Dr. Lutz Graumann: Es geht darum, aktuelle Geräte mit einer Möglichkeit des Monitorings und der Analyse des Belastungsprofils zu haben, sodass ich dokumentiere, was bei diesem Training passiert ist. Bei vielen Ergometern steht einfach irgendeine Wattzahl drauf, aber wenn man das mit anderen Geräten überprüft, dann sind das Fantasiezahlen.
Es müssen Geräte sein, die einigermaßen genau Distanzen, Belastungen und Herzfrequenzen anzeigen können. Es ist ein Gütekriterium, wie genau die Ergometer messen und wie sinnvoll Kraftgeräte für bestimmte Personengruppen geeignet sind. Auch hier ist es immens wichtig, wie gut das Gewicht eingestellt werden kann und ob es sogar die Möglichkeit gibt, Exzentrik und Konzentrik unterschiedlich zu belasten.

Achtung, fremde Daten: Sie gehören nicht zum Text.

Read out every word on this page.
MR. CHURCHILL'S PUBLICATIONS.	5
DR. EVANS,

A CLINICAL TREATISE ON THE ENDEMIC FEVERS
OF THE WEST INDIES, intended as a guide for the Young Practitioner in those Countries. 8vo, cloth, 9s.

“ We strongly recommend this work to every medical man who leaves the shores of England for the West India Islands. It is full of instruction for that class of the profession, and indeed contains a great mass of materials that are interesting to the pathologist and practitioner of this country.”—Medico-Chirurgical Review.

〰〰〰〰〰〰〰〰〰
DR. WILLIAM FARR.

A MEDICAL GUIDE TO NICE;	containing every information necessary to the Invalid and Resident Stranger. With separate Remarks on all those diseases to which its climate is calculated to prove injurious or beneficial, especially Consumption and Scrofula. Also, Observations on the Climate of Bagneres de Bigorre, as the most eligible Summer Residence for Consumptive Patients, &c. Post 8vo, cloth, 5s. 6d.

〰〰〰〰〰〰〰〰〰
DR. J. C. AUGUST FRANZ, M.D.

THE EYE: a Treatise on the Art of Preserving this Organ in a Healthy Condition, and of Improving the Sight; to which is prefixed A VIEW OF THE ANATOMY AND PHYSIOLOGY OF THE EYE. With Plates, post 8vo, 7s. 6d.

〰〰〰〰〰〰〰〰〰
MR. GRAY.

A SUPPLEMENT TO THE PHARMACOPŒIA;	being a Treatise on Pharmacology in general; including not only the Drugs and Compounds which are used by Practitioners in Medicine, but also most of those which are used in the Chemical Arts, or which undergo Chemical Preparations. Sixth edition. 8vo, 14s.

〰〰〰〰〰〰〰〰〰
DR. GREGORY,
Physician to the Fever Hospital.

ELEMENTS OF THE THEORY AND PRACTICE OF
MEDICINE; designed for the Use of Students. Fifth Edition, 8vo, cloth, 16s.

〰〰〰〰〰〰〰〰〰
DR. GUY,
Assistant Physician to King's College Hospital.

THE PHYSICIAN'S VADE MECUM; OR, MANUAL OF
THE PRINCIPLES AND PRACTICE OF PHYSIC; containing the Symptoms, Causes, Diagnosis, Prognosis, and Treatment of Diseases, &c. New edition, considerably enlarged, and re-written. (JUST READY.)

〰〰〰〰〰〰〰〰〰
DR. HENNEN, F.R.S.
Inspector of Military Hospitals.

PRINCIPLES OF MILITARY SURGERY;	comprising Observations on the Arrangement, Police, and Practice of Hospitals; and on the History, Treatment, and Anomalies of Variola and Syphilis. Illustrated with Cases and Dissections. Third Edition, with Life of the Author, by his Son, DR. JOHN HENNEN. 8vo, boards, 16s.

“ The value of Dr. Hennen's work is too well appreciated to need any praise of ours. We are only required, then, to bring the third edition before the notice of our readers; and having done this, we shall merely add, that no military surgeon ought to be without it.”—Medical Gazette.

body LIFE: Welche Chance hat das Thema „Medical Fitness“ in der Fitnessbranche und allgemein?
Dr. Lutz Graumann: Es gibt immer mehr Menschen mit Beschwerden. Medical Fitness wird populärer werden. Es wird immer mehr Physiotherapie-Einrichtungen geben, die für sich erkennen, dass dieser Bereich der Trainingstherapie auch attraktiv für ein Mitgliedermodell ist. Dort werden die Praxisbetreiber auf die Idee kommen, auch im Rahmen der Kunden- und Patientenbindung dieses Training zukünftig anzubieten.
body LIFE: Würde das dann für eine Verzahnung von Physiotherapie und Fitnessstudios sprechen? Oder würde es aus Ihrer Sicht eher zu einem Konkurrenzmodell führen?
Dr. Lutz Graumann: Rechtlich gesehen, ist dieses Feld Physiotherapeuten vorbehalten. Auf der anderen Seite wird es zukünftig aber immer mehr Physiotherapeuten geben, die vielleicht auch auf die Idee kommen werden, Personal Trainer zu werden, sodass sie dann diese Dienstleistungen in guten, schon existierenden Fitnesseinrichtungen anbieten.
body LIFE: Vielen Dank für das Gespräch!